Dem Theorieteil ist nur sehr schwer zu folgen. Dies liegt vor allen Dingen daran, dass der Autor ebenso der Unsitte verfallen ist, bei der Herleitung und Erläuterung von mathematischen Gleichungen wichtige Schritte auszulassen und das Endergebnis als 'logisch klar und sofort ersichtlich' zu deklarieren.

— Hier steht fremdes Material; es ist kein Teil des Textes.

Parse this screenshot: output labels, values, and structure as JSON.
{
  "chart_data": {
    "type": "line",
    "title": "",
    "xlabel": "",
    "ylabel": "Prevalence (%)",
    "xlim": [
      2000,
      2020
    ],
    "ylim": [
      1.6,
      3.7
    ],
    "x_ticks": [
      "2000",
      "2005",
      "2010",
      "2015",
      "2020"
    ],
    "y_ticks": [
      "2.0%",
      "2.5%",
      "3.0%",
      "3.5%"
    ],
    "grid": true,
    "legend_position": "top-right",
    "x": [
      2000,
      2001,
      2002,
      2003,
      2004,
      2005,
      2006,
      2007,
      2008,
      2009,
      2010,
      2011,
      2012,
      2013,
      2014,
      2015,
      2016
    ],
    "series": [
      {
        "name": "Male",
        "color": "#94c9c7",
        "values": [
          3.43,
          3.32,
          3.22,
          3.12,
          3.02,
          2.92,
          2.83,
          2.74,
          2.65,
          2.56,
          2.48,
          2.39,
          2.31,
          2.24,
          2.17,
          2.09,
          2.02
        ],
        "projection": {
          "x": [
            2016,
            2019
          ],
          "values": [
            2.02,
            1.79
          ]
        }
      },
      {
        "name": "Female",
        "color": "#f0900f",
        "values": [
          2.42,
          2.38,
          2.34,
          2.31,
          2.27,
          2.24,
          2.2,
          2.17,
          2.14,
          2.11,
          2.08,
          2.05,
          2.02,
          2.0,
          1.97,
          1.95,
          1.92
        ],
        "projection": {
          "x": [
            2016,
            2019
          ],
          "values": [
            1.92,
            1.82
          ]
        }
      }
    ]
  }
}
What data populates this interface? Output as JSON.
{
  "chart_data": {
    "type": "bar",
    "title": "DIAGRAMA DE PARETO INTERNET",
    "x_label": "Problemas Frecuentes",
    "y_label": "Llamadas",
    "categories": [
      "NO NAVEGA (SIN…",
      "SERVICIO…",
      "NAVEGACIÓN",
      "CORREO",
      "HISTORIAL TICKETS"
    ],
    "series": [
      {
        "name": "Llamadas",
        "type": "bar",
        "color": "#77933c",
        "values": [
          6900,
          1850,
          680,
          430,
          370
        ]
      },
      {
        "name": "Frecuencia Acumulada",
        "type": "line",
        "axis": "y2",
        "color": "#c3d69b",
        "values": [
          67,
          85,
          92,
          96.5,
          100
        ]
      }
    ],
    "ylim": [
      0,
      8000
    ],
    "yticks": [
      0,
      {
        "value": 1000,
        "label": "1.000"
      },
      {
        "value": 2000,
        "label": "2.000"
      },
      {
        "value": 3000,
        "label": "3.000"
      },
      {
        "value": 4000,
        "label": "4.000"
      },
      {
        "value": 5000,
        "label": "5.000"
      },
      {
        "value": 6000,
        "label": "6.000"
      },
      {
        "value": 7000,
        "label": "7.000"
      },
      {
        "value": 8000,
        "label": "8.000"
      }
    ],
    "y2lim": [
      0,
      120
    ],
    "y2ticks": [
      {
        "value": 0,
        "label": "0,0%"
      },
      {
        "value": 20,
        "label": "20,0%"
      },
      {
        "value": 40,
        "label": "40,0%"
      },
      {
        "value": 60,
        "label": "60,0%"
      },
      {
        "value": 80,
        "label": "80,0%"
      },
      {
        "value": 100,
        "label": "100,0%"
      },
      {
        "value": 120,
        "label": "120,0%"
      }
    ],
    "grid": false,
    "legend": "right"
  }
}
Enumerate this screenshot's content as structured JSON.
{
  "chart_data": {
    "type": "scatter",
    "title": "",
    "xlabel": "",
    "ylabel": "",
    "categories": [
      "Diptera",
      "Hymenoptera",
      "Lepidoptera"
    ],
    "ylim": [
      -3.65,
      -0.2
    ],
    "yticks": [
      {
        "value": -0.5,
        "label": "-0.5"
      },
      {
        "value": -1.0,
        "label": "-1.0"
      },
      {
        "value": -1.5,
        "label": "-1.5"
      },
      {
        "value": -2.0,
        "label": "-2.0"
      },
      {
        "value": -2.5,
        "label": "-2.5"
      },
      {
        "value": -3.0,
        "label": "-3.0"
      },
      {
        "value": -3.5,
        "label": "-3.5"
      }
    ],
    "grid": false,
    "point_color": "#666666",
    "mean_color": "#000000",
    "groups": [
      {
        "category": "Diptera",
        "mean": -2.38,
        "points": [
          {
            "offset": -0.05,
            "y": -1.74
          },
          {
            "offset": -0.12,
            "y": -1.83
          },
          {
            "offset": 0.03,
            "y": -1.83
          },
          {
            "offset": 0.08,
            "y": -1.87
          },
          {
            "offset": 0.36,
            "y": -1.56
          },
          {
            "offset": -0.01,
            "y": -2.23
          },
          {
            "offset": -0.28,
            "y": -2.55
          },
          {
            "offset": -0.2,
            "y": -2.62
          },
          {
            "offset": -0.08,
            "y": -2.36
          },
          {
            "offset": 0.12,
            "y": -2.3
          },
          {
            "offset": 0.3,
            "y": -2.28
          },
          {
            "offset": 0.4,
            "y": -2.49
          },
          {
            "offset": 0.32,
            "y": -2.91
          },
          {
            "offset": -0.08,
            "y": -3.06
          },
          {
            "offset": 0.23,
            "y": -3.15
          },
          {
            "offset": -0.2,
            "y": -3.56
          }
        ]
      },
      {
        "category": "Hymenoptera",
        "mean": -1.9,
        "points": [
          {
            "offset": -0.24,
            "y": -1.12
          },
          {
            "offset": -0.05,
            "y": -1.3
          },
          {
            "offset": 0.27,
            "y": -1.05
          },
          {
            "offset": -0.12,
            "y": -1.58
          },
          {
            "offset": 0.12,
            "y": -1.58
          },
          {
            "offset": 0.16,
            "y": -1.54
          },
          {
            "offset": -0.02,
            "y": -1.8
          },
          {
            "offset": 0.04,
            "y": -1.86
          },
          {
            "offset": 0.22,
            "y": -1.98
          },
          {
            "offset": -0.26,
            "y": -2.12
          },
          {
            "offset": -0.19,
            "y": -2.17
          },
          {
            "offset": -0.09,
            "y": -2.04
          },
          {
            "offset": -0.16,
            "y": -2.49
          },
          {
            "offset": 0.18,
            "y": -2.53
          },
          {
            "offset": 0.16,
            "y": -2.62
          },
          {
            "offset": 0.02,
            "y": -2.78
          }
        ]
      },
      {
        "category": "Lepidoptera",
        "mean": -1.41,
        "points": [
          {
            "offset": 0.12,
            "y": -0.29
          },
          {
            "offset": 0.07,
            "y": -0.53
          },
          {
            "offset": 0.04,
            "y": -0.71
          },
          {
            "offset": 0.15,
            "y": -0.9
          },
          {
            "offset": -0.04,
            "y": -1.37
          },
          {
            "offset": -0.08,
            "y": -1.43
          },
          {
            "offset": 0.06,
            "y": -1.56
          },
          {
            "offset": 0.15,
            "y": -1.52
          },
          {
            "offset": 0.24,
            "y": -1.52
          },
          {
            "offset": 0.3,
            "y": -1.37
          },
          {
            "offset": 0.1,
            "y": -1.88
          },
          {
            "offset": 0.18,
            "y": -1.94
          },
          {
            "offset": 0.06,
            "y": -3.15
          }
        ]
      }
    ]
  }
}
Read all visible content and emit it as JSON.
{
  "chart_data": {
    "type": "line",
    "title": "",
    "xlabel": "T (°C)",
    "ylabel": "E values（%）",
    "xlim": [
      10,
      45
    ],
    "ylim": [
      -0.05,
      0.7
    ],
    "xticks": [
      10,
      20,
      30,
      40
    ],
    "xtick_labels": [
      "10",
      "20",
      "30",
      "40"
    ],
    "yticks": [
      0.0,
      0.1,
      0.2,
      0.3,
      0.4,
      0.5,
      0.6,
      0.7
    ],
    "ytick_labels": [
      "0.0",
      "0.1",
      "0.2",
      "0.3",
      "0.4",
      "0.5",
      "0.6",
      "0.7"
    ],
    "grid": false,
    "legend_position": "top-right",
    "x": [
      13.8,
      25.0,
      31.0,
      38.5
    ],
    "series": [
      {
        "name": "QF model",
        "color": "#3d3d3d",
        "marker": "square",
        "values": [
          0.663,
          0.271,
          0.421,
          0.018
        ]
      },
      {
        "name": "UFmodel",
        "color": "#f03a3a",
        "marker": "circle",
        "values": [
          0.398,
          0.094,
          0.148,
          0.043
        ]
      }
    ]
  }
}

Ich gehöre jedenfalls nicht zu der Sorte Ingenieure (und ich habe bisher auch noch keinen kennengelernt!), denen bei einer solchen Erklärungsweise, wie sie in diesem Buch benutzt wird, auch auf den zweiten Blick alles klar, verständlich und nachvollziehbar erscheint.
Der Autor sollte sich in Zeiten von Internet und Email mal überlegen, inwieweit er nicht entsprechende Berechnungen, die für das Verständnis der FEM notwendig sind, aufgrund des Umfangs aber den Rahmen des Buches sprengen würden, nicht auf einer Homepage vollständig(!) zur Verfügung stellen sollte. Dies könnte er im Buch auch dementsprechend verweisen.
Stattdessen wäre eine verständlichere und textbezogenere Erklärungsweise der FEM als Einführung sicherlich als sinnvoller zu werten.